“You were told I would come?” asked Jill, confused. Her sore throat reminded her how she’d screamed when the villagers threw her down the well. It seemed days, ages ago.
The monster nodded, its heavy, shaggy head dipping low in a bow of respect. “You are the one who will bind the south wind and end the drought.”
Jill had no idea what the creature was talking about, but she didn’t move, didn’t speak, didn’t dare deny it. It still might decide to eat her.
“Do you have the binding?” the creature’s face moved close to her own. It smelled like sweet spring water. The twin-moon eyes glowed so bright it hurt to look at them.
“Binding?” Jill asked.
“Ah, yes, there it is,” the creature’s long snout nearly brushed the spool of thread in Jill’s hand. “But why have you left so much of it in the tunnel?”

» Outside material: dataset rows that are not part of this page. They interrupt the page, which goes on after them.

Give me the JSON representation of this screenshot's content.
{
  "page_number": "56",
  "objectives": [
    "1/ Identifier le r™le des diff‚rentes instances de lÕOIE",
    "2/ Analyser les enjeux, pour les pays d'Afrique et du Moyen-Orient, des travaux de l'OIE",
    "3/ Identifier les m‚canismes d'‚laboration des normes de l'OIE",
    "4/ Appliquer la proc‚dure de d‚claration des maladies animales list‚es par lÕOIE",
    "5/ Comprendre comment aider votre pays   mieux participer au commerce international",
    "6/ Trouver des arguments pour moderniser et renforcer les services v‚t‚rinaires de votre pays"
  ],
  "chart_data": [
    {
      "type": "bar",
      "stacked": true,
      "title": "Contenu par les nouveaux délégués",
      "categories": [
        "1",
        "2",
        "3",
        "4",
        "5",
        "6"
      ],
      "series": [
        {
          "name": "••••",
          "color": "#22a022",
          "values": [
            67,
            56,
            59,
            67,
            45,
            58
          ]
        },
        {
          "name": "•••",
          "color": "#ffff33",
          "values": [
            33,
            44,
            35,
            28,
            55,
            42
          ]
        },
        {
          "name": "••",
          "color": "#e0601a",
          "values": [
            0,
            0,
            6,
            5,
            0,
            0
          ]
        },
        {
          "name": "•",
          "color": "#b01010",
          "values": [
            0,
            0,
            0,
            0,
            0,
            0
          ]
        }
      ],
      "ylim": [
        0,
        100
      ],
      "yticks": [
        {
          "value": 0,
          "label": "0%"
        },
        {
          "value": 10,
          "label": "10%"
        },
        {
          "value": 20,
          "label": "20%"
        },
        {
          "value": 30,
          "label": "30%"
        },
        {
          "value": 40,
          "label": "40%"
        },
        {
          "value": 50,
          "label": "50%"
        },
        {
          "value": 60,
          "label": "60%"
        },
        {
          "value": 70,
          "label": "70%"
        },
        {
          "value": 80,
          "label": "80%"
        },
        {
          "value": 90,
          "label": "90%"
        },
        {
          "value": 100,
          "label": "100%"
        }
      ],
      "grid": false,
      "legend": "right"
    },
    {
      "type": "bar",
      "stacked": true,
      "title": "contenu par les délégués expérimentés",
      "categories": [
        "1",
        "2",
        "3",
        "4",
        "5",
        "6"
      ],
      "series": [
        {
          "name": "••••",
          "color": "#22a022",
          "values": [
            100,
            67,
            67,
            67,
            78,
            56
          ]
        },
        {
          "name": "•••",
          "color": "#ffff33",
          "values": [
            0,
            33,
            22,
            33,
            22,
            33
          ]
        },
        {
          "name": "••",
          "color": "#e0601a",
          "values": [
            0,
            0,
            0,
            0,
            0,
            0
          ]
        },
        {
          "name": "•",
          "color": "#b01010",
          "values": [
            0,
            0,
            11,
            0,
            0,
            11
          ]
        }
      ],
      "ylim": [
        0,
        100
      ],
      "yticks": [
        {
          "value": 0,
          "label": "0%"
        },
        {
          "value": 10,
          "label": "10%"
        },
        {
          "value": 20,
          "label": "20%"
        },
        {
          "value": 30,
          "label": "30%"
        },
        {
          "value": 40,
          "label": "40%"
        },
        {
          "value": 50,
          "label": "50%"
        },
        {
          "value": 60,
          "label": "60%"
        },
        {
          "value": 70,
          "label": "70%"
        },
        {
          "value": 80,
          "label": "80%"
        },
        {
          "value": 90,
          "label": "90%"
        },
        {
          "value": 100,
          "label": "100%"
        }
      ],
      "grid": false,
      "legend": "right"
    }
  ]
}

“I-I… I wanted to be sure of finding my way back,” Jill said.
“You will need all of it,” the creature said. “You must wind it up again.”

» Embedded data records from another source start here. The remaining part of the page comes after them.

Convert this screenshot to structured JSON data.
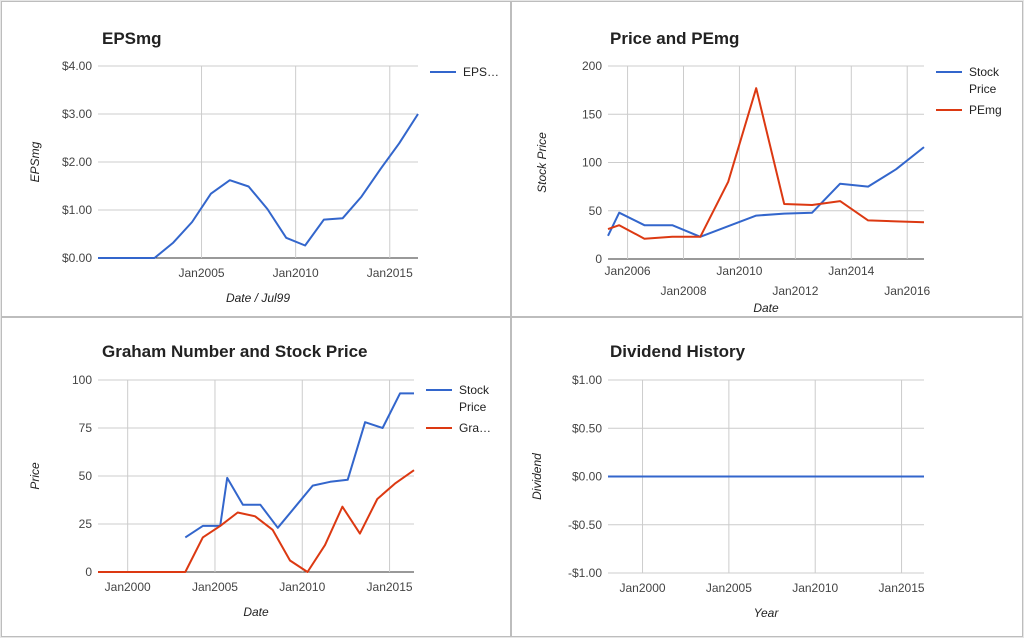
{
  "colors": {
    "blue": "#3366cc",
    "red": "#dc3912"
  },
  "chart_data": [
    {
      "type": "line",
      "title": "EPSmg",
      "xlabel": "Date / Jul99",
      "ylabel": "EPSmg",
      "xlim": [
        1999.5,
        2016.5
      ],
      "ylim": [
        0,
        4
      ],
      "x_ticks": [
        {
          "x": 2005,
          "label": "Jan2005"
        },
        {
          "x": 2010,
          "label": "Jan2010"
        },
        {
          "x": 2015,
          "label": "Jan2015"
        }
      ],
      "y_ticks": [
        {
          "y": 0,
          "label": "$0.00"
        },
        {
          "y": 1,
          "label": "$1.00"
        },
        {
          "y": 2,
          "label": "$2.00"
        },
        {
          "y": 3,
          "label": "$3.00"
        },
        {
          "y": 4,
          "label": "$4.00"
        }
      ],
      "grid": true,
      "legend_position": "right",
      "series": [
        {
          "name": "EPS…",
          "color": "#3366cc",
          "x": [
            1999.5,
            2000.5,
            2001.5,
            2002.5,
            2003.5,
            2004.5,
            2005.5,
            2006.5,
            2007.5,
            2008.5,
            2009.5,
            2010.5,
            2011.5,
            2012.5,
            2013.5,
            2014.5,
            2015.5,
            2016.5
          ],
          "y": [
            0,
            0,
            0,
            0,
            0.32,
            0.75,
            1.34,
            1.62,
            1.49,
            1.02,
            0.42,
            0.26,
            0.8,
            0.83,
            1.28,
            1.85,
            2.39,
            3.0
          ]
        }
      ]
    },
    {
      "type": "line",
      "title": "Price and PEmg",
      "xlabel": "Date",
      "ylabel": "Stock Price",
      "xlim": [
        2005.3,
        2016.6
      ],
      "ylim": [
        0,
        200
      ],
      "x_ticks": [
        {
          "x": 2006,
          "label": "Jan2006",
          "row": 0
        },
        {
          "x": 2008,
          "label": "Jan2008",
          "row": 1
        },
        {
          "x": 2010,
          "label": "Jan2010",
          "row": 0
        },
        {
          "x": 2012,
          "label": "Jan2012",
          "row": 1
        },
        {
          "x": 2014,
          "label": "Jan2014",
          "row": 0
        },
        {
          "x": 2016,
          "label": "Jan2016",
          "row": 1
        }
      ],
      "y_ticks": [
        {
          "y": 0,
          "label": "0"
        },
        {
          "y": 50,
          "label": "50"
        },
        {
          "y": 100,
          "label": "100"
        },
        {
          "y": 150,
          "label": "150"
        },
        {
          "y": 200,
          "label": "200"
        }
      ],
      "grid": true,
      "legend_position": "right",
      "series": [
        {
          "name": "Stock Price",
          "color": "#3366cc",
          "x": [
            2005.3,
            2005.7,
            2006.6,
            2007.6,
            2008.6,
            2009.6,
            2010.6,
            2011.6,
            2012.6,
            2013.6,
            2014.6,
            2015.6,
            2016.6
          ],
          "y": [
            24,
            48,
            35,
            35,
            23,
            34,
            45,
            47,
            48,
            78,
            75,
            93,
            116
          ]
        },
        {
          "name": "PEmg",
          "color": "#dc3912",
          "x": [
            2005.3,
            2005.7,
            2006.6,
            2007.6,
            2008.6,
            2009.6,
            2010.6,
            2011.6,
            2012.6,
            2013.6,
            2014.6,
            2015.6,
            2016.6
          ],
          "y": [
            31,
            35,
            21,
            23,
            23,
            80,
            177,
            57,
            56,
            60,
            40,
            39,
            38
          ]
        }
      ]
    },
    {
      "type": "line",
      "title": "Graham Number and Stock Price",
      "xlabel": "Date",
      "ylabel": "Price",
      "xlim": [
        1998.3,
        2016.4
      ],
      "ylim": [
        0,
        100
      ],
      "x_ticks": [
        {
          "x": 2000,
          "label": "Jan2000"
        },
        {
          "x": 2005,
          "label": "Jan2005"
        },
        {
          "x": 2010,
          "label": "Jan2010"
        },
        {
          "x": 2015,
          "label": "Jan2015"
        }
      ],
      "y_ticks": [
        {
          "y": 0,
          "label": "0"
        },
        {
          "y": 25,
          "label": "25"
        },
        {
          "y": 50,
          "label": "50"
        },
        {
          "y": 75,
          "label": "75"
        },
        {
          "y": 100,
          "label": "100"
        }
      ],
      "grid": true,
      "legend_position": "right",
      "series": [
        {
          "name": "Stock Price",
          "color": "#3366cc",
          "x": [
            2003.3,
            2004.3,
            2005.3,
            2005.7,
            2006.6,
            2007.6,
            2008.6,
            2009.6,
            2010.6,
            2011.6,
            2012.6,
            2013.6,
            2014.6,
            2015.6,
            2016.4
          ],
          "y": [
            18,
            24,
            24,
            49,
            35,
            35,
            23,
            34,
            45,
            47,
            48,
            78,
            75,
            93,
            93
          ]
        },
        {
          "name": "Gra…",
          "color": "#dc3912",
          "x": [
            1998.3,
            1999.3,
            2000.3,
            2001.3,
            2002.3,
            2003.3,
            2004.3,
            2005.3,
            2006.3,
            2007.3,
            2008.3,
            2009.3,
            2010.3,
            2011.3,
            2012.3,
            2013.3,
            2014.3,
            2015.3,
            2016.4
          ],
          "y": [
            0,
            0,
            0,
            0,
            0,
            0,
            18,
            24,
            31,
            29,
            22,
            6,
            0,
            14,
            34,
            20,
            38,
            46,
            53
          ]
        }
      ]
    },
    {
      "type": "line",
      "title": "Dividend History",
      "xlabel": "Year",
      "ylabel": "Dividend",
      "xlim": [
        1998.0,
        2016.3
      ],
      "ylim": [
        -1,
        1
      ],
      "x_ticks": [
        {
          "x": 2000,
          "label": "Jan2000"
        },
        {
          "x": 2005,
          "label": "Jan2005"
        },
        {
          "x": 2010,
          "label": "Jan2010"
        },
        {
          "x": 2015,
          "label": "Jan2015"
        }
      ],
      "y_ticks": [
        {
          "y": -1,
          "label": "-$1.00"
        },
        {
          "y": -0.5,
          "label": "-$0.50"
        },
        {
          "y": 0,
          "label": "$0.00"
        },
        {
          "y": 0.5,
          "label": "$0.50"
        },
        {
          "y": 1,
          "label": "$1.00"
        }
      ],
      "grid": true,
      "legend_position": "none",
      "series": [
        {
          "color": "#3366cc",
          "x": [
            1998.0,
            2016.3
          ],
          "y": [
            0,
            0
          ]
        }
      ]
    }
  ]
}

“But…” Jill began, glancing back to the dark tunnel behind her.
“Wind up the binding,” the creature ordered.
Jill thought about crawling back down the tunnel to collect all the thread, and then coming here again, and she could not bear it, to traverse that unending darkness two more times. Instead, she went a little ways down the tunnel, where she could still see the light of the creature’s eyes behind her, wound up the thread as far as she could, and pulled.
The thread was strong, and would not come, not until Jill pulled with all her might. Then she felt it snap, and she began winding the dusty strand onto the spool. When the broken end finally appeared, Jill knew there had been a great deal more thread before it was broken. She hoped the creature hadn’t meant that she would need all of it. How could it know how much thread had been there to begin with?
Keeping the spool hidden tightly in her hand, Jill went back to the room with the pool.
“I have the thread,” Jill said.
“Now climb on my back,” the creature’s long body snaked out from the water and coiled in a loop at Jill’s feet. When Jill sat behind its head her feet no longer reached the ground. Its scales were wet and cold, like a fish, and it had no arms or legs, only a long tail and rows of narrow fins down it’s side, and a long glowing stripe all down its back. Jill gripped a handful of the gleaming tendrils that waved like a mane around its head.
The creature dove into the water, and Jill, startled, let out a breath of air.